S’il y avait une race domestique descendant d’une espèce non sociable, et perchant ou nichant sur les arbres[3], l’œil exercé des éleveurs aurait certainement découvert quelques traces d’une habitude primitive aussi différente. Nous avons en effet des raisons pour admettre une conservation assez durable d’habitudes primitives, même après une domestication prolongée. Ainsi nous voyons, comme trace de la vie originelle de l’âne dans le désert, la forte répugnance qu’il éprouve à traverser le plus petit courant d’eau, et le plaisir avec lequel il se roule dans la poussière. Le chameau, qui est cependant domestiqué depuis longtemps, éprouve la même répugnance à traverser les ruisseaux. Les jeunes porcs, quoique bien apprivoisés, se tapissent lorsqu’ils sont effrayés, et cherchent ainsi à se dissimuler même sur une place nue et découverte. Les jeunes dindons et même les poulets, lorsque la poule donne le

  1. J’ai appris, par Sir C. Lyell, de Mlle Buckley, que quelques métis Messagers gardés plusieurs années près de Londres, se posaient régulièrement le jour sur des arbres, et finirent par y percher la nuit, après avoir été dérangés dans leur pigeonnier, où on leur avait enlevé leurs petits.

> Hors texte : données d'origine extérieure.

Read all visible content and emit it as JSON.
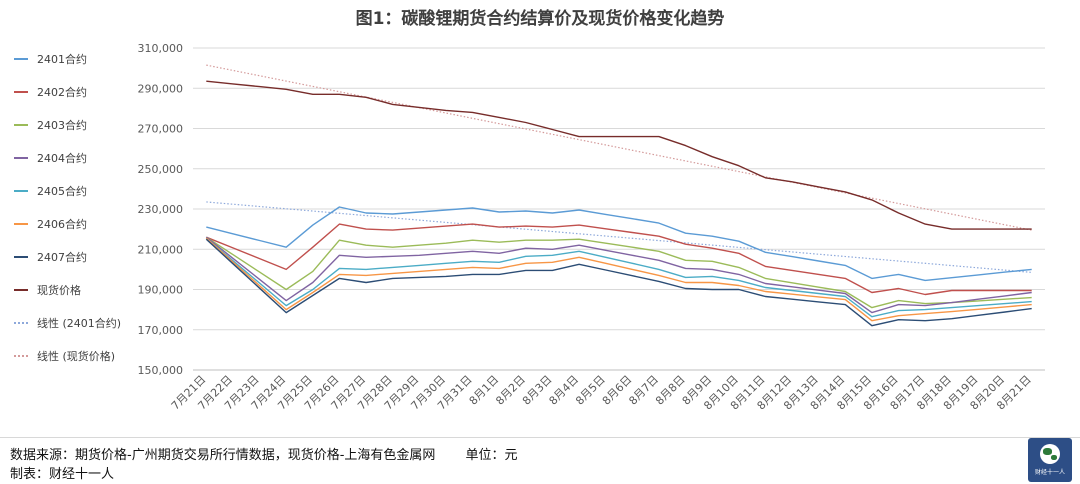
{
  "title": "图1：碳酸锂期货合约结算价及现货价格变化趋势",
  "footer": {
    "source": "数据来源：期货价格-广州期货交易所行情数据，现货价格-上海有色金属网",
    "unit": "单位：元",
    "maker": "制表：财经十一人"
  },
  "logo_text": "财经十一人",
  "chart_data": {
    "type": "line",
    "title": "图1：碳酸锂期货合约结算价及现货价格变化趋势",
    "xlabel": "",
    "ylabel": "",
    "ylim": [
      150000,
      310000
    ],
    "yticks": [
      150000,
      170000,
      190000,
      210000,
      230000,
      250000,
      270000,
      290000,
      310000
    ],
    "ytick_labels": [
      "150,000",
      "170,000",
      "190,000",
      "210,000",
      "230,000",
      "250,000",
      "270,000",
      "290,000",
      "310,000"
    ],
    "grid": "horizontal",
    "legend_position": "left",
    "categories": [
      "7月21日",
      "7月22日",
      "7月23日",
      "7月24日",
      "7月25日",
      "7月26日",
      "7月27日",
      "7月28日",
      "7月29日",
      "7月30日",
      "7月31日",
      "8月1日",
      "8月2日",
      "8月3日",
      "8月4日",
      "8月5日",
      "8月6日",
      "8月7日",
      "8月8日",
      "8月9日",
      "8月10日",
      "8月11日",
      "8月12日",
      "8月13日",
      "8月14日",
      "8月15日",
      "8月16日",
      "8月17日",
      "8月18日",
      "8月19日",
      "8月20日",
      "8月21日"
    ],
    "series": [
      {
        "name": "2401合约",
        "color": "#5b9bd5",
        "values": [
          221000,
          null,
          null,
          211000,
          222000,
          231000,
          228000,
          227500,
          228500,
          229500,
          230500,
          228500,
          229000,
          228000,
          229500,
          null,
          null,
          223000,
          218000,
          216500,
          214000,
          208500,
          null,
          null,
          202000,
          195500,
          197500,
          194500,
          null,
          null,
          null,
          200000
        ]
      },
      {
        "name": "2402合约",
        "color": "#c0504d",
        "values": [
          216000,
          null,
          null,
          200000,
          211000,
          222500,
          220000,
          219500,
          220500,
          221500,
          222500,
          221000,
          221500,
          221000,
          222000,
          null,
          null,
          216500,
          212500,
          210500,
          208000,
          201500,
          null,
          null,
          195500,
          188500,
          190500,
          187500,
          189500,
          null,
          null,
          189500
        ]
      },
      {
        "name": "2403合约",
        "color": "#9bbb59",
        "values": [
          216000,
          null,
          null,
          190000,
          199000,
          214500,
          212000,
          211000,
          212000,
          213000,
          214500,
          213500,
          214500,
          214500,
          215000,
          null,
          null,
          209000,
          204500,
          204000,
          201000,
          195500,
          null,
          null,
          189000,
          181000,
          184500,
          183000,
          183500,
          null,
          null,
          186000
        ]
      },
      {
        "name": "2404合约",
        "color": "#8064a2",
        "values": [
          216000,
          null,
          null,
          184500,
          193500,
          207000,
          206000,
          206500,
          207000,
          208000,
          209000,
          208000,
          210500,
          210000,
          212000,
          null,
          null,
          204500,
          200500,
          200000,
          197500,
          193000,
          null,
          null,
          188000,
          178500,
          182500,
          182000,
          183500,
          null,
          null,
          188500
        ]
      },
      {
        "name": "2405合约",
        "color": "#4bacc6",
        "values": [
          215500,
          null,
          null,
          182000,
          190000,
          200500,
          200000,
          201000,
          202000,
          203000,
          204000,
          203500,
          206500,
          207000,
          209000,
          null,
          null,
          200000,
          196000,
          196500,
          194500,
          191000,
          null,
          null,
          186500,
          176500,
          179500,
          180000,
          181000,
          null,
          null,
          184000
        ]
      },
      {
        "name": "2406合约",
        "color": "#f79646",
        "values": [
          215500,
          null,
          null,
          180000,
          188500,
          197500,
          197000,
          198000,
          199000,
          200000,
          201000,
          200500,
          203000,
          203500,
          206000,
          null,
          null,
          197000,
          193500,
          193500,
          192000,
          189000,
          null,
          null,
          185000,
          174500,
          177000,
          178000,
          179000,
          null,
          null,
          182500
        ]
      },
      {
        "name": "2407合约",
        "color": "#2c4d75",
        "values": [
          215000,
          null,
          null,
          178500,
          187000,
          195500,
          193500,
          195500,
          196000,
          196500,
          197500,
          197500,
          199500,
          199500,
          202500,
          null,
          null,
          194000,
          190500,
          190000,
          190000,
          186500,
          null,
          null,
          182500,
          172000,
          175000,
          174500,
          175500,
          null,
          null,
          180500
        ]
      },
      {
        "name": "现货价格",
        "color": "#772c2a",
        "values": [
          293500,
          null,
          null,
          289500,
          287000,
          287000,
          285500,
          282000,
          280500,
          279000,
          278000,
          275500,
          273000,
          269500,
          266000,
          266000,
          266000,
          266000,
          261500,
          256000,
          251500,
          245500,
          243500,
          241000,
          238500,
          234500,
          228000,
          222500,
          220000,
          220000,
          220000,
          220000
        ]
      }
    ],
    "trendlines": [
      {
        "name": "线性 (2401合约)",
        "color": "#8ea9db",
        "style": "dotted",
        "from_value": 233500,
        "to_value": 198500
      },
      {
        "name": "线性 (现货价格)",
        "color": "#d49a9a",
        "style": "dotted",
        "from_value": 301500,
        "to_value": 219500
      }
    ]
  }
}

  2. Ann. Mag. of nat. Hist. (2e série), t. XX, 1857, p. 509, et dans un volume récent du journal de la Société Asiatique.
  3. J’ai souvent remarqué dans les ouvrages sur les Pigeons écrits par les éleveurs, la croyance erronée qu’il n’arrive jamais aux espèces qu’on peut appeler terriennes de percher ou de nicher sur les arbres. On prétend, dans ces mêmes ouvrages, qu’il existe dans différentes parties du monde des espèces sauvages ressemblant aux principales races domestiques, mais que ces espèces sont totalement inconnues aux naturalistes.